Mam 22 lata, kobieta o aktualnej wadze 138 funtów i wadze bramkowej 120 funtów. Obecna tkanka tłuszczowa 30%, docelowa zawartość tłuszczu ~ 15-18%. W lipcu biorę udział w zawodach fitness bikini, więc zostało mi około 22 tygodni. Podnoszę ciężary od ponad 2 lat, więc mam dość dobrze rozwinięte mięśnie, ale mam dużo tłuszczu do stracenia. Moim celem jest utrzymanie istniejącej masy mięśniowej, rozwijanie większej masy pośladków / ścięgien podkolanowych / mięśni pleców przy jednoczesnym strzępieniu tony tłuszczu. Mój maksymalny martwy ciąg 100 kg, przysiad 77,5 kg, ławka 40 kg, prasa 25 kg. Wiem, że zdecydowanie mogę poprawić te liczby, ale ostatnio wziąłem 3 miesiące z siłowni przed rozpoczęciem przygotowań.

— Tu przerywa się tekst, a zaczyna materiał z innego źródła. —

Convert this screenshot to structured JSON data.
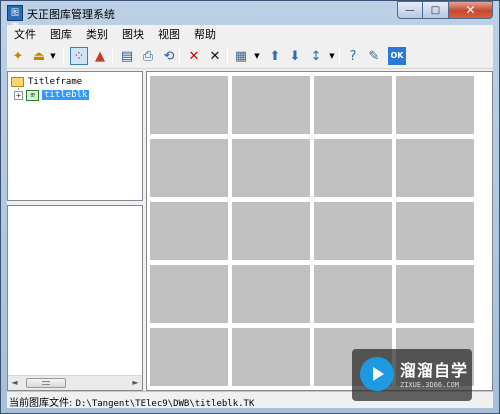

Przygotowuję się już od 2 tygodni, a poniżej jest moja rutyna ćwiczeń i odżywiania. Byłbym wdzięczny, gdyby ktokolwiek mógł go skrytykować i zasugerować zmiany i ulepszenia.
Dzienne kalorie: 1600 99 g węglowodanów (utrzymywanie niskiego poziomu, ponieważ jestem wrażliwy na węglowodany i czuję się ospały) 159 g białka 62 g tłuszczu
Źródła jedzenia:
kurczak, wołowina, tłuste ryby, brokuły, fasolka szparagowa, szparagi, zielone warzywa liściaste, jagody, kalafior, batat, komosa ryżowa, brązowy ryż, migdały, jajka, twarożek, ser, mąka migdałowa, banan, shake proteinowy, olej kokosowy, masło, olej lniany, mleko kokosowe, siemię lniane, konopie, nasiona chia, inne orzechy i nasiona, jogurt grecki, masło migdałowe, masło orzechowe
Suplementy: łuska psyllium, magnez
Jedzenie 6x dziennie
Podnoszę 5 razy w tygodniu wieczorem z 1 dniem odpoczynku i 1 aktywnym dniem odpoczynku (zajęcia jogi / spacery / obwód).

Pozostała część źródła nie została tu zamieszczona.